The Crusader Newspaper Group

Advocate team saves limbs and lives

By Lee Edwards, Chicago Crusader

Dr. Jaafer Golzar leads a team of Advocate Trinity Hospital doctors responsible for saving over 120 patients from amputations of major lower extremities since 2014. He specializes in Interventional Cardiology along with “minimally invasive techniques to treat peripheral arterial disease, amputation prevention, carotid arterial disease and complex coronary artery disease.”

Golzar’s team takes a multidisciplinary approach that utilizes vascular surgery, interventional cardiology, radiology, and podiatry. One of the team’s primary goals is to reduce the likelihood of their patients receiving a major leg amputation. Major leg amputations are considered to occur around the knee area.

The main causes of limb loss are vascular disease, including diabetes and peripheral arterial disease (54%), trauma (45%), and cancer, less than 2%. Diabetes rates vary by race, ethnicity, and age; African Americans and Native Americans are at the top of the list.

Statistics show that nearly half of the individuals who have an amputation due to vascular disease will die within five years, and of people with diabetes who have a lower extremity amputation, up to 55% will require amputation of the second leg within two to three years.

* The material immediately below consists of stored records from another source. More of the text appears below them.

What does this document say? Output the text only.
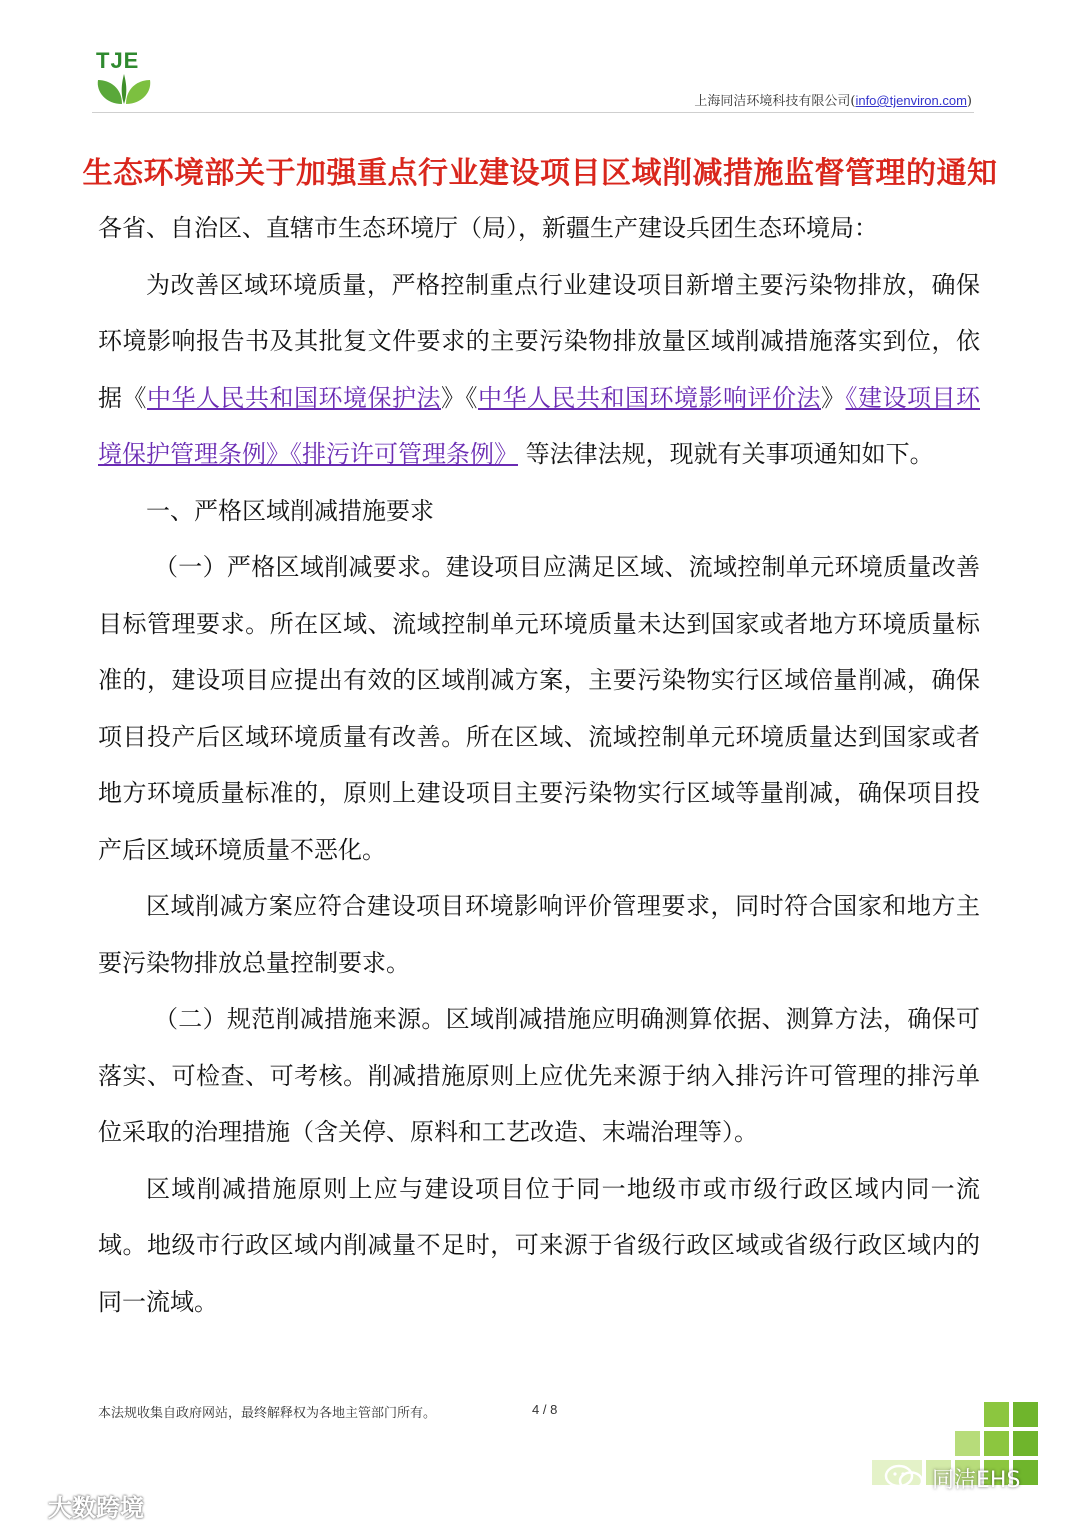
TJE
上海同洁环境科技有限公司(info@tjenviron.com)
生态环境部关于加强重点行业建设项目区域削减措施监督管理的通知

各省、自治区、直辖市生态环境厅（局），新疆生产建设兵团生态环境局：

为改善区域环境质量，严格控制重点行业建设项目新增主要污染物排放，确保环境影响报告书及其批复文件要求的主要污染物排放量区域削减措施落实到位，依据《中华人民共和国环境保护法》《中华人民共和国环境影响评价法》《建设项目环境保护管理条例》《排污许可管理条例》 等法律法规，现就有关事项通知如下。

一、严格区域削减措施要求

（一）严格区域削减要求。建设项目应满足区域、流域控制单元环境质量改善目标管理要求。所在区域、流域控制单元环境质量未达到国家或者地方环境质量标准的，建设项目应提出有效的区域削减方案，主要污染物实行区域倍量削减，确保项目投产后区域环境质量有改善。所在区域、流域控制单元环境质量达到国家或者地方环境质量标准的，原则上建设项目主要污染物实行区域等量削减，确保项目投产后区域环境质量不恶化。

区域削减方案应符合建设项目环境影响评价管理要求，同时符合国家和地方主要污染物排放总量控制要求。

（二）规范削减措施来源。区域削减措施应明确测算依据、测算方法，确保可落实、可检查、可考核。削减措施原则上应优先来源于纳入排污许可管理的排污单位采取的治理措施（含关停、原料和工艺改造、末端治理等）。

区域削减措施原则上应与建设项目位于同一地级市或市级行政区域内同一流域。地级市行政区域内削减量不足时，可来源于省级行政区域或省级行政区域内的同一流域。

本法规收集自政府网站，最终解释权为各地主管部门所有。	4 / 8
同洁EHS
大数跨境
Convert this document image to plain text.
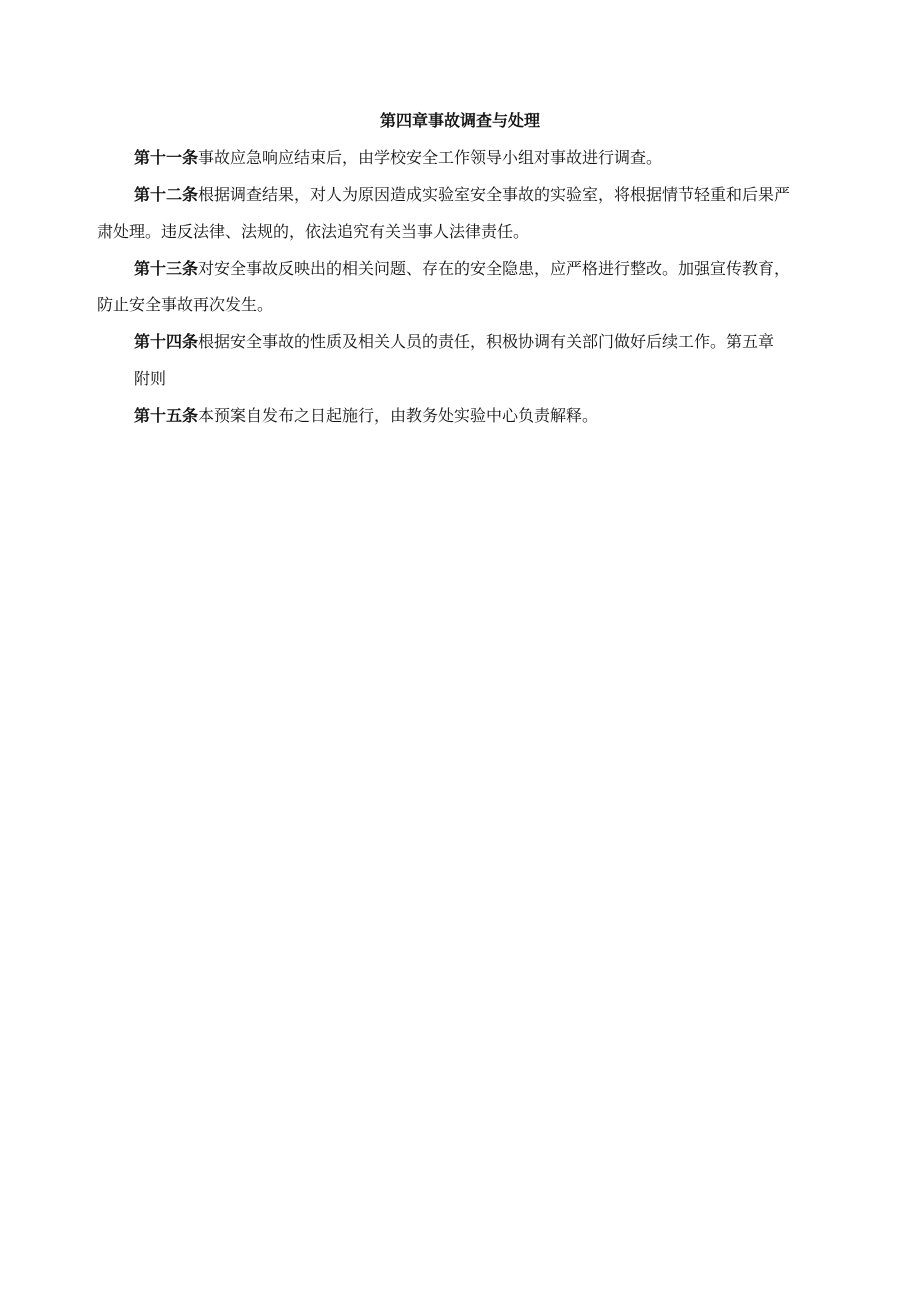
第四章事故调查与处理
第十一条事故应急响应结束后，由学校安全工作领导小组对事故进行调查。
第十二条根据调查结果，对人为原因造成实验室安全事故的实验室，将根据情节轻重和后果严
肃处理。违反法律、法规的，依法追究有关当事人法律责任。
第十三条对安全事故反映出的相关问题、存在的安全隐患，应严格进行整改。加强宣传教育，
防止安全事故再次发生。
第十四条根据安全事故的性质及相关人员的责任，积极协调有关部门做好后续工作。第五章
附则
第十五条本预案自发布之日起施行，由教务处实验中心负责解释。
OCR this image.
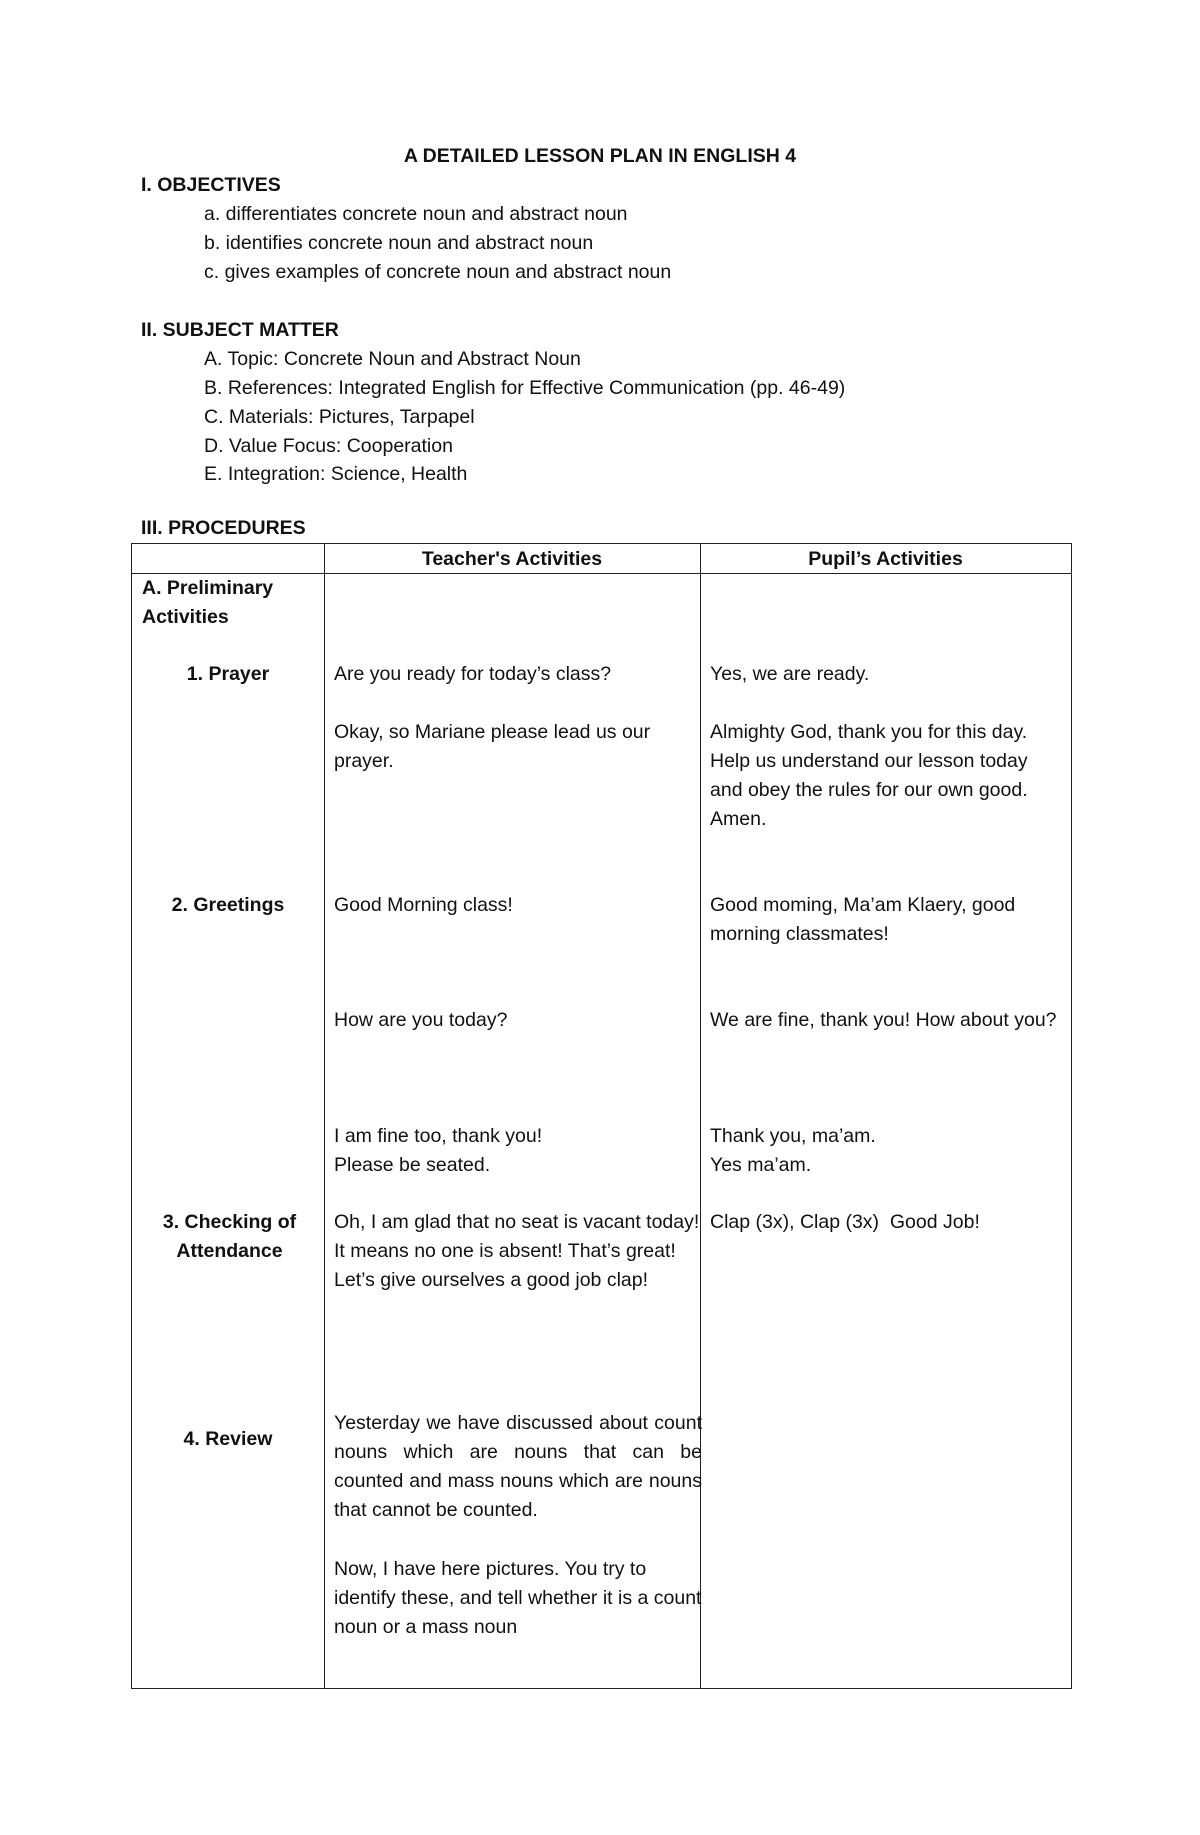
A DETAILED LESSON PLAN IN ENGLISH 4
I. OBJECTIVES
a. differentiates concrete noun and abstract noun
b. identifies concrete noun and abstract noun
c. gives examples of concrete noun and abstract noun
II. SUBJECT MATTER
A. Topic: Concrete Noun and Abstract Noun
B. References: Integrated English for Effective Communication (pp. 46-49)
C. Materials: Pictures, Tarpapel
D. Value Focus: Cooperation
E. Integration: Science, Health
III. PROCEDURES
Teacher's Activities	Pupil’s Activities
A. Preliminary Activities
1. Prayer
2. Greetings
3. Checking of Attendance
4. Review
Are you ready for today’s class?
Okay, so Mariane please lead us our prayer.
Good Morning class!
How are you today?
I am fine too, thank you!
Please be seated.
Oh, I am glad that no seat is vacant today! It means no one is absent! That’s great! Let’s give ourselves a good job clap!
Yesterday we have discussed about count nouns which are nouns that can be counted and mass nouns which are nouns that cannot be counted.
Now, I have here pictures. You try to identify these, and tell whether it is a count noun or a mass noun
Yes, we are ready.
Almighty God, thank you for this day. Help us understand our lesson today and obey the rules for our own good. Amen.
Good moming, Ma’am Klaery, good morning classmates!
We are fine, thank you! How about you?
Thank you, ma’am.
Yes ma’am.
Clap (3x), Clap (3x)  Good Job!
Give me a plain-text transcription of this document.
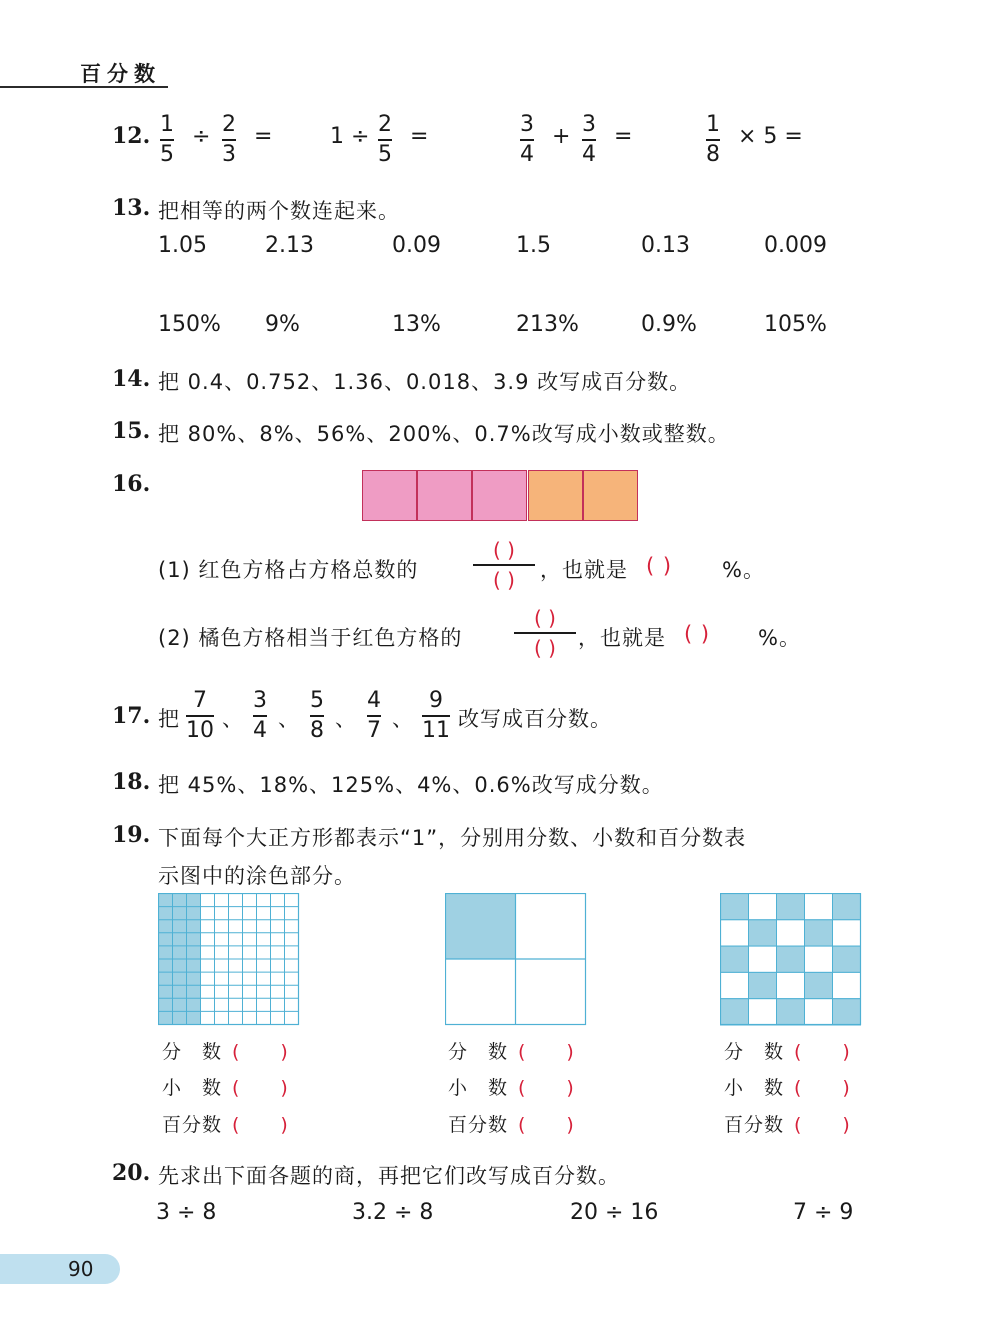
百分数
12. 1
5
÷ 2
3
=	1 ÷ 2
5
=	3
4
+ 3
4
=	1
8
× 5 =
13. 把相等的两个数连起来。
1.05	2.13	0.09	1.5	0.13	0.009
150% 9%	13%	213%	0.9%	105%
14. 把 0.4、0.752、1.36、0.018、3.9 改写成百分数。
15. 把 80%、8%、56%、200%、0.7%改写成小数或整数。
16.
(1) 红色方格占方格总数的
( )
( ) ，也就是 ( ) %。
(2) 橘色方格相当于红色方格的
( )
( ) ，也就是 ( ) %。
17. 把
7
10 、
3
4 、
5
8 、
4
7 、
9
11 改写成百分数。
18. 把 45%、18%、125%、4%、0.6%改写成分数。
19. 下面每个大正方形都表示“1”，分别用分数、小数和百分数表
示图中的涂色部分。
分　数 (　　)
小　数 (　　)
百分数 (　　)
分　数 (　　)
小　数 (　　)
百分数 (　　)
分　数 (　　)
小　数 (　　)
百分数 (　　)
20. 先求出下面各题的商，再把它们改写成百分数。
3 ÷ 8	3.2 ÷ 8	20 ÷ 16	7 ÷ 9
90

Golzar said one of the leading causes for the high percentage of amputations is based on the culture of the hospital, which leans to that form of treatment first.

The Arkansas native, who has been practicing medicine for over 20 years, said one of the concerns African Americans in Chicago face is that their neighborhood hospitals are too small to house essential medical equipment.

“When you look at Roseland, South Shore, and some of the other hospitals, they don’t have the capabilities to do what we’re doing,” said Golzar, referring to equipment availability and medical practices at Advocate Trinity, which is located in the Calumet Heights community on Chicago’s far South side.

Chicago’s African American population is disproportionately at-risk for major amputations.

Amputation by EthnicityAccording to a May, 2008 report released by Northwestern University’s Feinberg School of Medicine, African Americans residing on Chicago’s South Side and West Side are five times more likely to have a lower limb amputation compared to people living in predominantly white suburbs. The study examined racial disparities in amputations to lower limb extremities in northern Illinois from 1987-2004.

Joe Feinglass, research professor of medicine at Feinberg School of Medicine who co-authored the study, explained that the number of amputations is preventable with better primary care. He insisted the health care disparity in the African American community plays a significant role in these findings.

Auburn Gresham resident Michelle Johnson-Evans knows intimately how impactful Dr. Golzar and his team’s treatments can be. Johnson-Evans’ husband, Gregory Evans, 59, has been the beneficiary of multiple leg stent surgeries by the team in both of his legs, which have allowed him to stave off major above the knee amputations.

Evan’s history of ailments is extensive. He’s had quadruple bypass surgery, multiple strokes, foot sores, diabetes, aphasia, and peripheral artery disease (PAD), according to Johnson-Evans. Johnson’s PAD, which has narrowed the peripheral arteries to his legs, will always require consistent medical attention.

Evan’s formerly received his health care coverage from Blue Cross & Blue Shield of Illinois before losing that coverage because Johnson-Evans wanted her husband to be treated by Golzar at a non-network hospital. He is now being covered through Medicare.

“I don’t know what we would have done if we hadn’t been referred to Dr. Golzar,” said Johnson-Evans. “I know both of his legs would’ve probably been amputated by now.”

Paying for an amputation is an expensive proposition for the patient. For those with a lower limb amputation the two-year health costs, including the initial hospitalization, in-patient rehabilitation, outpatient physical therapy, and purchase and maintenance of a prosthetic device is estimated around $90,000. The lifetime healthcare costs for a lower limb amputation is more than $500,000.

Before falling ill, Evans worked for Fox Lumber for 20 years, among other jobs.

Despite his various health setbacks, he has remained steadfast in his desire to maintain an active and mobile lifestyle. He is able to walk with the assistance of walkers and canes.

“He’s great, he’s doing very, very, well,” said Johnson-Evans. “He helps me as much as he can around the house and so his life is very good.”

Johnson-Evans believes that most African Americans are “absolutely not” receiving the same health care options her husband has. She credits the approach of Golzar and the team of doctors. She shared that part of Golzar’s treatment is to use pictures to illustrate to the patient and his/her loved ones what his/her ailments are, what his diagnosis is, and how he intends to proceed.

“Dr. Golzar sees his patients as people and not as a number on a chart,” said Johnson-Evans, who referred her own mother, and others, to Golzar. “He’s truly the best.”